Recent news from Libya has not inspired confidence. Terrorism, riots, murder, a temporarily kidnapped prime minster, oil stuck at export terminals – it’s a dispiriting litany of apparently unconnected events. Yet careful study of the region’s history and the aftermath of the uprisings against Colonel Gaddafi suggest that peripheral forces in Libya are, as they often do, resisting impositions from the centre. That is the central thesis of a collection of essays The 2011 Libyan Uprisings and the Struggle for the Post-Qadafi Future, edited by Jason Pack of Cambridge University.
Pack & Co argue that the Libyan uprising was not homogenous. There were ‘multiple simultaneous uprisings’ far away from Colonel Gaddafi’s powerbases in Tripoli, Sabha and Sirte, in areas of the country where his writ ran courtesy of local strongmen and tribes. Gaddafi was never strong enough to assert his dictatorship in these regions. His authority evaporated in Tobruk because local militia would not fire upon their brothers. A similar pattern emerged across Cyrenaica (eastern Libya) and the rebellion gathered pace.

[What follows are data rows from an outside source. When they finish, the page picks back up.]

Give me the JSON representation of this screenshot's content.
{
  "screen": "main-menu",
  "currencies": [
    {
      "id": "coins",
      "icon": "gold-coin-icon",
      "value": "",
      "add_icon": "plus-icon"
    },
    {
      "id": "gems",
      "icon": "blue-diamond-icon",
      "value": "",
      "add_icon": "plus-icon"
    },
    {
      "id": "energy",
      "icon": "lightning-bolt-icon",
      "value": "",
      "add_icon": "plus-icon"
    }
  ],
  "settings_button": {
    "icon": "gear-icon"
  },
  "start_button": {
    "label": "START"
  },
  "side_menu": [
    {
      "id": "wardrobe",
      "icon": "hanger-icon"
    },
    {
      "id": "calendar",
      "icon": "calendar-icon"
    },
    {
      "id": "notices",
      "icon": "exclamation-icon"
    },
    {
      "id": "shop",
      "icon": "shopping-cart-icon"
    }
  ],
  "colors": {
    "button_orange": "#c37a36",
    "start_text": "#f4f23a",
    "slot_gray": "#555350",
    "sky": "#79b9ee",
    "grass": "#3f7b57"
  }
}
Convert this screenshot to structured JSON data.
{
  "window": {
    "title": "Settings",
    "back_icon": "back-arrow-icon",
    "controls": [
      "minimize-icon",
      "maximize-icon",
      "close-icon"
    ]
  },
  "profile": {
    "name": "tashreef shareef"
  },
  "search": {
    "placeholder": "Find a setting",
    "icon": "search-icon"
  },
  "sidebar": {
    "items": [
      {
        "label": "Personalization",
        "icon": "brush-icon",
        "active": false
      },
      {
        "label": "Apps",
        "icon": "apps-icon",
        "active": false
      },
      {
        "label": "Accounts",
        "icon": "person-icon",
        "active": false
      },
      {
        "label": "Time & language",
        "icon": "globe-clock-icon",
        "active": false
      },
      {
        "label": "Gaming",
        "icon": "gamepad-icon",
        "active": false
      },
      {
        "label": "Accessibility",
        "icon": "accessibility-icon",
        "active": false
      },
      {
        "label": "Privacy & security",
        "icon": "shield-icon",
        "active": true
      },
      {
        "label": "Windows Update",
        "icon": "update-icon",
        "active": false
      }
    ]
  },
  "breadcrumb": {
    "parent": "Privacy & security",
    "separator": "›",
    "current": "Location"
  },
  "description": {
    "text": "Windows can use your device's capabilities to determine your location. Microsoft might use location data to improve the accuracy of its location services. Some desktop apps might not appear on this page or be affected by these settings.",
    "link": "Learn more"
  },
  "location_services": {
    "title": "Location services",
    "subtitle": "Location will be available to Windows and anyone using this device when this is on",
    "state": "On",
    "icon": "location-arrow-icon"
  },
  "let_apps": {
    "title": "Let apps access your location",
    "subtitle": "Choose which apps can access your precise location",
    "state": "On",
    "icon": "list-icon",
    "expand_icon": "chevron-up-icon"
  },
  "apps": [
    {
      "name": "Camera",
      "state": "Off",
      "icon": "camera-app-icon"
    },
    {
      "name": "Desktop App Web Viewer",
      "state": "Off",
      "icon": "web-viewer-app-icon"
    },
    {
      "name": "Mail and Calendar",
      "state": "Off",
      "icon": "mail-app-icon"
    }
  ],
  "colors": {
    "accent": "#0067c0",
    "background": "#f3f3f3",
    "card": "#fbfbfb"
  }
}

On 27 February 2011, a group of rebels formed the National Transitional Council (NTC) in Benghazi to act as the political front for the various rebel groups; a move designed to attract international support for the cause and to provide an administrative centre. While the NTC convinced NATO and others to institute a no-fly zone, it failed to provide adequate civilian administration. Bickering opened between revolutionary youths, tribal militiamen and Islamist elements as the rebellion struggle to maintain order. Matters came to a head on 28 July 2011, when NTC defence minister General Abdul-Fattah Yunis, a former Gaddafi official, was assassinated.
The country is still living with the consequences of that murder, because it pitted radical elements, especially the Islamists and liberal youths, against other interests in the NTC.